At Stean’s Beans, we work closely with local farmers at the coffee farm in Cyangugu, Rwanda. The families we work with often have a lifelong passion for growing coffee, but despite their strong love for coffee and well-proven experience in the field, they often live a life with many challenges and uncertainties. Coffee prices continue to deflate and on top of this, coffee drinkers around the world are constantly in search for the finest qualities of coffee without knowing where their coffee comes from or how it has been sourced. At this stage, many have spoken about an actual coffee price crisis, with the world market price for coffee now being at its lowest in a very long time. 

If we continue working with the farmers in Rwanda, we feel that we need to take our responsibility to ensure they can continue to do what they do best, and that is growing coffee beans with a lot of heart and passion. Therefore, one of our main objectives is to make the coffee supply chain as transparent as possible. Coffee roasters often have little control over their supply chain as it is a complex process involving many links in the chain that are essential to the production of quality coffee. This consequential lack of transparency causes coffee roasters and buyers to lose track of the exact amount that coffee farmers are paid. At Stean’s Beans we want to take this control back. 

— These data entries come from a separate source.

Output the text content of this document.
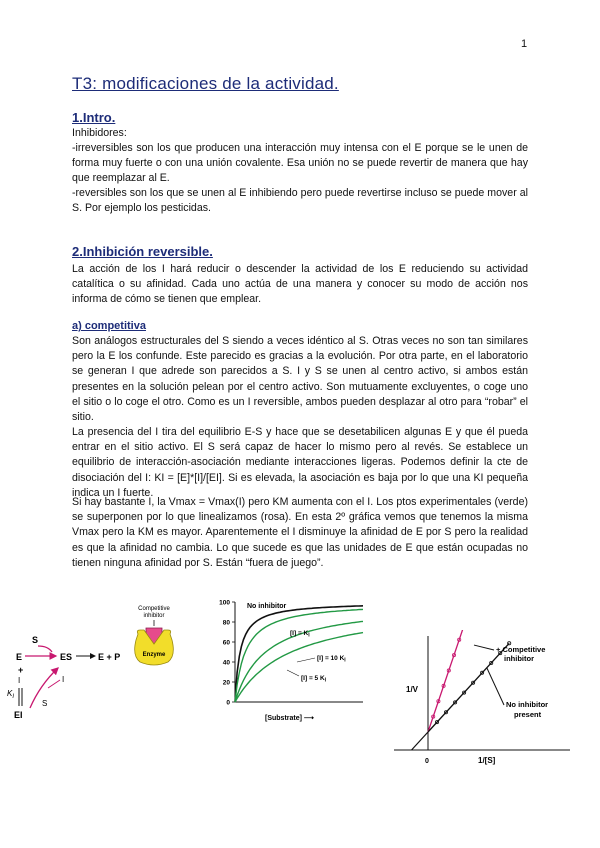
1
T3: modificaciones de la actividad.
1.Intro.

Inhibidores:

-irreversibles son los que producen una interacción muy intensa con el E porque se le unen de forma muy fuerte o con una unión covalente. Esa unión no se puede revertir de manera que hay que reemplazar al E.

-reversibles son los que se unen al E inhibiendo pero puede revertirse incluso se puede mover al S. Por ejemplo los pesticidas.

2.Inhibición reversible.

La acción de los I hará reducir o descender la actividad de los E reduciendo su actividad catalítica o su afinidad. Cada uno actúa de una manera y conocer su modo de acción nos informa de cómo se tienen que emplear.

a) competitiva

Son análogos estructurales del S siendo a veces idéntico al S. Otras veces no son tan similares pero la E los confunde. Este parecido es gracias a la evolución. Por otra parte, en el laboratorio se generan I que adrede son parecidos a S. I y S se unen al centro activo, si ambos están presentes en la solución pelean por el centro activo. Son mutuamente excluyentes, o coge uno el sitio o lo coge el otro. Como es un I reversible, ambos pueden desplazar al otro para “robar” el sitio.

La presencia del I tira del equilibrio E-S y hace que se desetabilicen algunas E y que él pueda entrar en el sitio activo. El S será capaz de hacer lo mismo pero al revés. Se establece un equilibrio de interacción-asociación mediante interacciones ligeras. Podemos definir la cte de disociación del I: KI = [E]*[I]/[EI]. Si es elevada, la asociación es baja por lo que una KI pequeña indica un I fuerte.

Si hay bastante I, la Vmax = Vmax(I) pero KM aumenta con el I. Los ptos experimentales (verde) se superponen por lo que linealizamos (rosa). En esta 2º gráfica vemos que tenemos la misma Vmax pero la KM es mayor. Aparentemente el I disminuye la afinidad de E por S pero la realidad es que la afinidad no cambia. Lo que sucede es que las unidades de E que están ocupadas no tienen ninguna afinidad por S. Están “fuera de juego”.

S
E	ES	E + P
+
I
$K_I$
EI
I
S
Competitive
inhibitor
Enzyme
100
80
60
40
20
0
No inhibitor
$[I] = K_I$
[I] = 10 $K_I$
[I] = 5 $K_I$
[Substrate] ⟶
1/V
0	1/[S]
+ Competitive
inhibitor
No inhibitor
present
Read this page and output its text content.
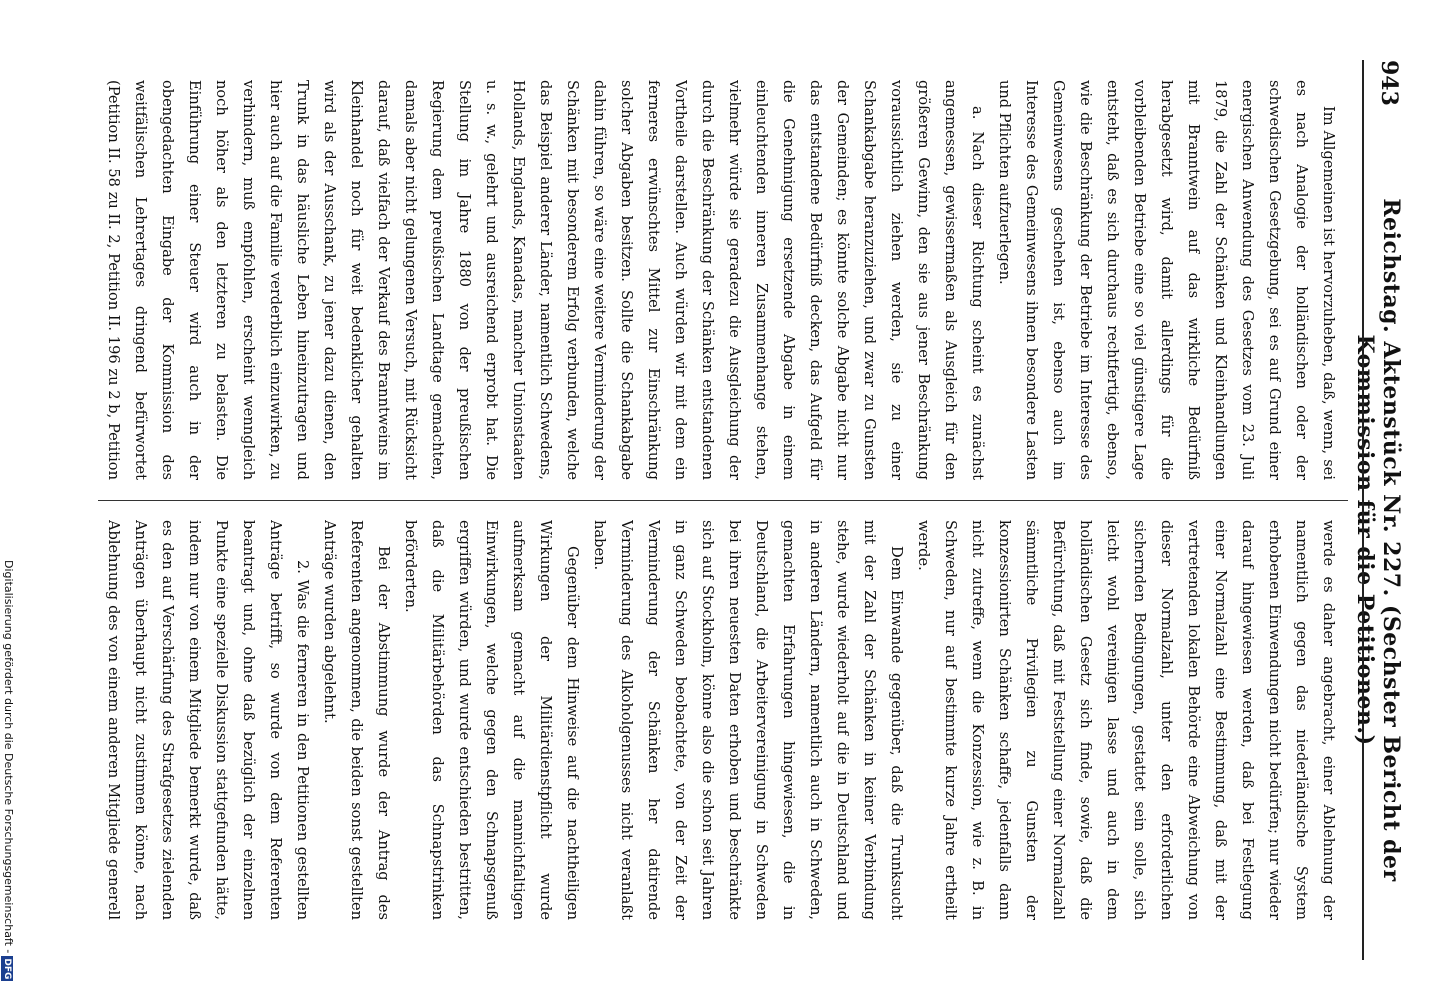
943
Reichstag. Aktenstück Nr. 227. (Sechster Bericht der Kommission für die Petitionen.)

Im Allgemeinen ist hervorzuheben, daß, wenn, sei es nach Analogie der holländischen oder der schwedischen Gesetzgebung, sei es auf Grund einer energischen Anwendung des Gesetzes vom 23. Juli 1879, die Zahl der Schänken und Kleinhandlungen mit Branntwein auf das wirkliche Bedürfniß herabgesetzt wird, damit allerdings für die vorbleibenden Betriebe eine so viel günstigere Lage entsteht, daß es sich durchaus rechtfertigt, ebenso, wie die Beschränkung der Betriebe im Interesse des Gemeinwesens geschehen ist, ebenso auch im Interesse des Gemeinwesens ihnen besondere Lasten und Pflichten aufzuerlegen.

a. Nach dieser Richtung scheint es zunächst angemessen, gewissermaßen als Ausgleich für den größeren Gewinn, den sie aus jener Beschränkung voraussichtlich ziehen werden, sie zu einer Schankabgabe heranzuziehen, und zwar zu Gunsten der Gemeinden; es könnte solche Abgabe nicht nur das entstandene Bedürfniß decken, das Aufgeld für die Genehmigung ersetzende Abgabe in einem einleuchtenden inneren Zusammenhange stehen, vielmehr würde sie geradezu die Ausgleichung der durch die Beschränkung der Schänken entstandenen Vortheile darstellen. Auch würden wir mit dem ein ferneres erwünschtes Mittel zur Einschränkung solcher Abgaben besitzen. Sollte die Schankabgabe dahin führen, so wäre eine weitere Verminderung der Schänken mit besonderem Erfolg verbunden, welche das Beispiel anderer Länder, namentlich Schwedens, Hollands, Englands, Kanadas, mancher Unionstaaten u. s. w., gelehrt und ausreichend erprobt hat. Die Stellung im Jahre 1880 von der preußischen Regierung dem preußischen Landtage gemachten, damals aber nicht gelungenen Versuch, mit Rücksicht darauf, daß vielfach der Verkauf des Branntweins im Kleinhandel noch für weit bedenklicher gehalten wird als der Ausschank, zu jener dazu dienen, den Trunk in das häusliche Leben hineinzutragen und hier auch auf die Familie verderblich einzuwirken, zu verhindern, muß empfohlen, erscheint wenngleich noch höher als den letzteren zu belasten. Die Einführung einer Steuer wird auch in der obengedachten Eingabe der Kommission des weitfälischen Lehrertages dringend befürwortet (Petition II. 58 zu II. 2, Petition II. 196 zu 2 b, Petition

werde es daher angebracht, einer Ablehnung der namentlich gegen das niederländische System erhobenen Einwendungen nicht bedürfen; nur wieder darauf hingewiesen werden, daß bei Festlegung einer Normalzahl eine Bestimmung, daß mit der vertretenden lokalen Behörde eine Abweichung von dieser Normalzahl, unter den erforderlichen sichernden Bedingungen, gestattet sein solle, sich leicht wohl vereinigen lasse und auch in dem holländischen Gesetz sich finde, sowie, daß die Befürchtung, daß mit Feststellung einer Normalzahl sämmtliche Privilegien zu Gunsten der konzessionirten Schänken schaffe, jedenfalls dann nicht zutreffe, wenn die Konzession, wie z. B. in Schweden, nur auf bestimmte kurze Jahre ertheilt werde.

Dem Einwande gegenüber, daß die Trunksucht mit der Zahl der Schänken in keiner Verbindung stehe, wurde wiederholt auf die in Deutschland und in anderen Ländern, namentlich auch in Schweden, gemachten Erfahrungen hingewiesen, die in Deutschland, die Arbeitervereinigung in Schweden bei ihren neuesten Daten erhoben und beschränkte sich auf Stockholm, könne also die schon seit Jahren in ganz Schweden beobachtete, von der Zeit der Verminderung der Schänken her datirende Verminderung des Alkoholgenusses nicht veranlaßt haben.

Gegenüber dem Hinweise auf die nachtheiligen Wirkungen der Militärdienstpflicht wurde aufmerksam gemacht auf die mannichfaltigen Einwirkungen, welche gegen den Schnapsgenuß ergriffen würden, und wurde entschieden bestritten, daß die Militärbehörden das Schnapstrinken beförderten.

Bei der Abstimmung wurde der Antrag des Referenten angenommen, die beiden sonst gestellten Anträge wurden abgelehnt.

2. Was die ferneren in den Petitionen gestellten Anträge betrifft, so wurde von dem Referenten beantragt und, ohne daß bezüglich der einzelnen Punkte eine spezielle Diskussion stattgefunden hätte, indem nur von einem Mitgliede bemerkt wurde, daß es den auf Verschärfung des Strafgesetzes zielenden Anträgen überhaupt nicht zustimmen könne, nach Ablehnung des von einem anderen Mitgliede generell

Digitalisierung gefördert durch die Deutsche Forschungsgemeinschaft -DFG
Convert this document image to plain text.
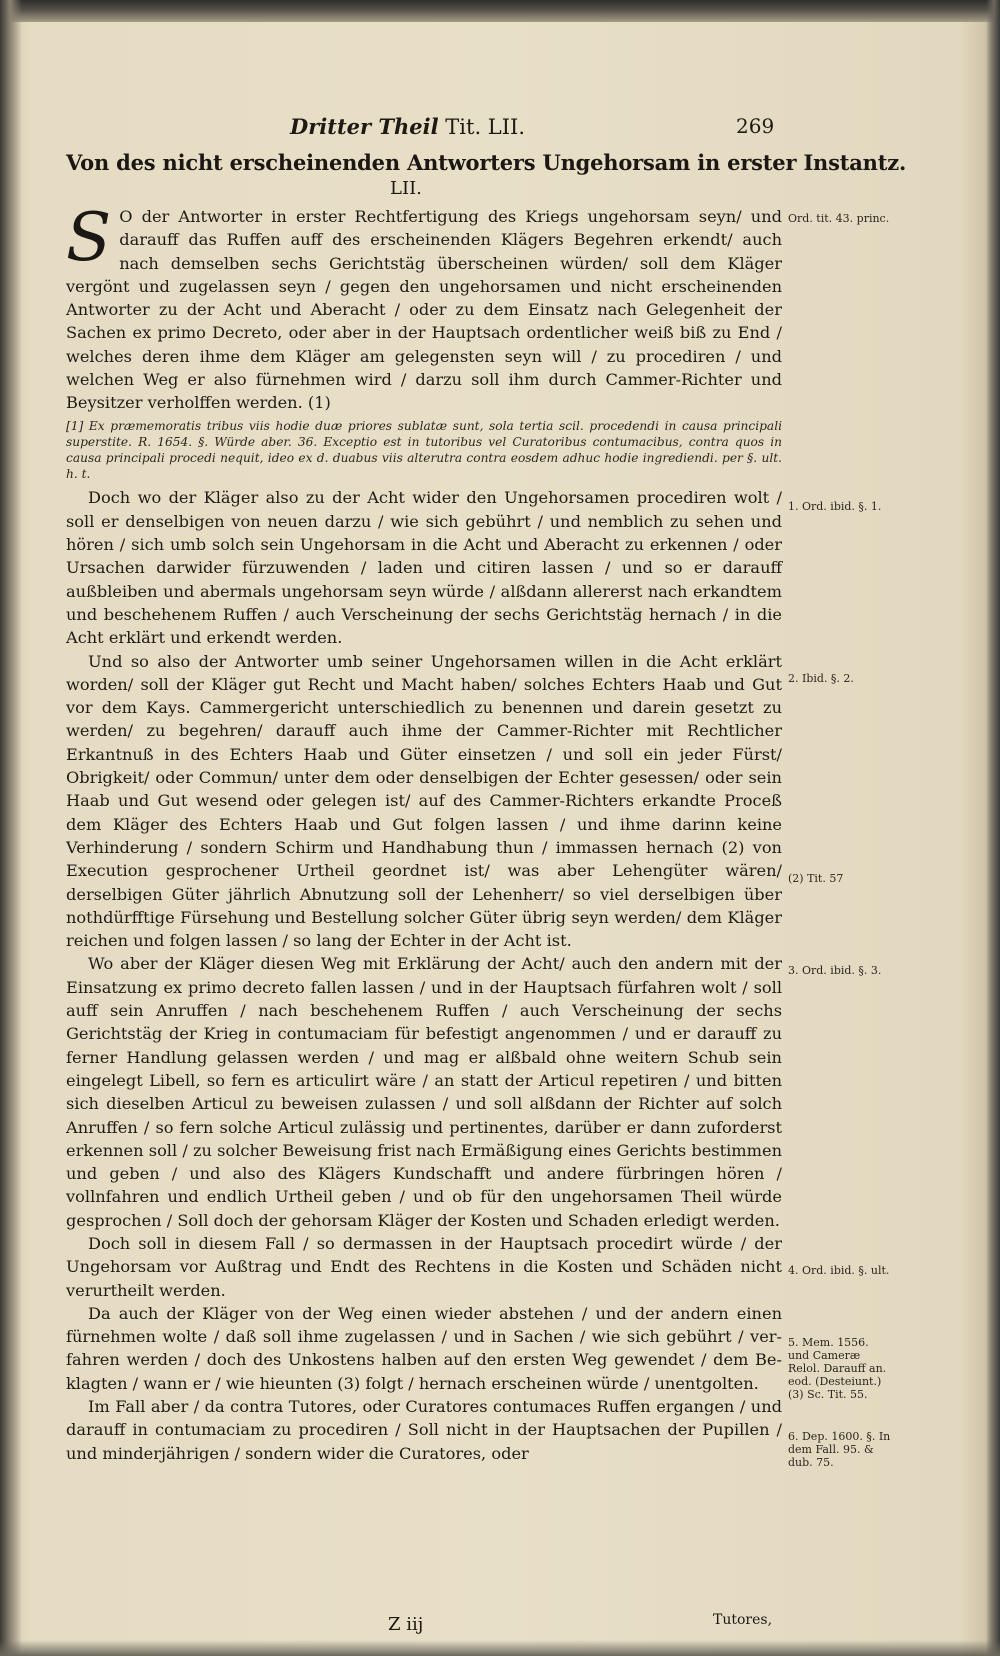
Dritter Theil Tit. LII.	269
Von des nicht erscheinenden Antworters Ungehorsam in erster Instantz.
LII.

S O der Antworter in erster Rechtfertigung des Kriegs ungehorsam seyn/ und darauff das Ruffen auff des erscheinenden Klägers Begehren erkendt/ auch nach demselben sechs Gerichtstäg überscheinen würden/ soll dem Kläger vergönt und zugelassen seyn / gegen den ungehorsamen und nicht erscheinenden Antworter zu der Acht und Aberacht / oder zu dem Einsatz nach Gelegenheit der Sachen ex primo Decreto, oder aber in der Hauptsach ordentlicher weiß biß zu End / welches deren ihme dem Kläger am gelegensten seyn will / zu procediren / und welchen Weg er also fürnehmen wird / darzu soll ihm durch Cammer-Richter und Beysitzer verholffen werden. (1)

[1] Ex præmemoratis tribus viis hodie duæ priores sublatæ sunt, sola tertia scil. procedendi in causa principali superstite. R. 1654. §. Würde aber. 36. Exceptio est in tutoribus vel Curatoribus contumacibus, contra quos in causa principali procedi nequit, ideo ex d. duabus viis alterutra contra eosdem adhuc hodie ingrediendi. per §. ult. h. t.

Doch wo der Kläger also zu der Acht wider den Ungehorsamen procediren wolt / soll er denselbigen von neuen darzu / wie sich gebührt / und nemblich zu sehen und hören / sich umb solch sein Ungehorsam in die Acht und Aberacht zu erkennen / oder Ursachen darwider fürzuwenden / laden und citiren lassen / und so er darauff außbleiben und abermals ungehorsam seyn würde / alßdann allererst nach erkandtem und beschehenem Ruffen / auch Verscheinung der sechs Gerichtstäg hernach / in die Acht erklärt und erkendt werden.

Und so also der Antworter umb seiner Ungehorsamen willen in die Acht erklärt worden/ soll der Kläger gut Recht und Macht haben/ solches Echters Haab und Gut vor dem Kays. Cammergericht unterschiedlich zu benennen und darein gesetzt zu werden/ zu begehren/ darauff auch ihme der Cammer-Richter mit Rechtlicher Erkantnuß in des Echters Haab und Güter einsetzen / und soll ein jeder Fürst/ Obrigkeit/ oder Commun/ unter dem oder denselbigen der Echter gesessen/ oder sein Haab und Gut wesend oder gelegen ist/ auf des Cammer-Richters erkandte Proceß dem Kläger des Echters Haab und Gut folgen lassen / und ihme darinn keine Verhinderung / sondern Schirm und Handhabung thun / immassen hernach (2) von Execution gesprochener Urtheil geordnet ist/ was aber Lehengüter wären/ derselbigen Güter jährlich Abnutzung soll der Lehenherr/ so viel derselbigen über nothdürfftige Fürsehung und Bestellung solcher Güter übrig seyn werden/ dem Kläger reichen und folgen lassen / so lang der Echter in der Acht ist.

Wo aber der Kläger diesen Weg mit Erklärung der Acht/ auch den andern mit der Einsatzung ex primo decreto fallen lassen / und in der Hauptsach fürfahren wolt / soll auff sein Anruffen / nach beschehenem Ruffen / auch Verscheinung der sechs Gerichtstäg der Krieg in contumaciam für befestigt angenommen / und er darauff zu ferner Handlung gelassen werden / und mag er alßbald ohne weitern Schub sein eingelegt Libell, so fern es articulirt wäre / an statt der Articul repetiren / und bitten sich dieselben Articul zu beweisen zulassen / und soll alßdann der Richter auf solch Anruffen / so fern solche Articul zulässig und pertinentes, darüber er dann zuforderst erkennen soll / zu solcher Beweisung frist nach Ermäßigung eines Gerichts bestimmen und geben / und also des Klägers Kundschafft und andere fürbringen hören / vollnfahren und endlich Urtheil geben / und ob für den ungehorsamen Theil würde gesprochen / Soll doch der gehorsam Kläger der Kosten und Schaden erledigt werden.

Doch soll in diesem Fall / so dermassen in der Hauptsach procedirt würde / der Ungehorsam vor Außtrag und Endt des Rechtens in die Kosten und Schäden nicht verurtheilt werden.

Da auch der Kläger von der Weg einen wieder abstehen / und der andern einen fürnehmen wolte / daß soll ihme zugelassen / und in Sachen / wie sich gebührt / verfahren werden / doch des Unkostens halben auf den ersten Weg gewendet / dem Beklagten / wann er / wie hieunten (3) folgt / hernach erscheinen würde / unentgolten.

Im Fall aber / da contra Tutores, oder Curatores contumaces Ruffen ergangen / und darauff in contumaciam zu procediren / Soll nicht in der Hauptsachen der Pupillen / und minderjährigen / sondern wider die Curatores, oder

Ord. tit. 43. princ.
1. Ord. ibid. §. 1.
2. Ibid. §. 2.
(2) Tit. 57
3. Ord. ibid. §. 3.
4. Ord. ibid. §. ult.
5. Mem. 1556. und Cameræ Relol. Darauff an. eod. (Desteiunt.) (3) Sc. Tit. 55.
6. Dep. 1600. §. In dem Fall. 95. & dub. 75.
Z iij	Tutores,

Over the last two years we have been working on a scalable model to pay our coffee farmers and producers directly. In December 2019 we commenced a pilot project where we opened and sponsored 200 bank accounts for our coffee farmers in Rwanda. By opening and sponsoring these bank accounts, we are able to ensure a fair price for our producers coming from our customers anywhere in the world. Furthermore, the bank accounts enable us to make direct payments to our producers and supervise when bonus payments have to be made for superior quality coffee beans.  

With our locally registered Stean’s Beans Rwanda entity, we will be able to deposit our coffee farmers’ payments directly into their accounts. By doing this, we do not only make sure coffee farmers receive their fair share, we can also offer the coffee farmers quality incentives and bonuses for only delivering the most qualified and ripe red coffee cherries. By incentivizing our producers to produce higher quality coffee we will in turn be able to ask a higher price in the markets where we operate. Coffee farmers will benefit from this greatly as they can expect an increase in their income. We believe this model is only a first step and that in the future, it can be used to expand upon as a scalable model for the support of thousands more smallholder coffee farmers.

In addition to this, the 200 bank accounts we have now opened will give our smallholder producers the opportunity to take loans from the bank for school fees and medical insurance for their families. By taking this big step forward, we hope to uplift our impact on the lives of the coffee farmers we work with so that they will be able to keep doing what they love for many more generations to come.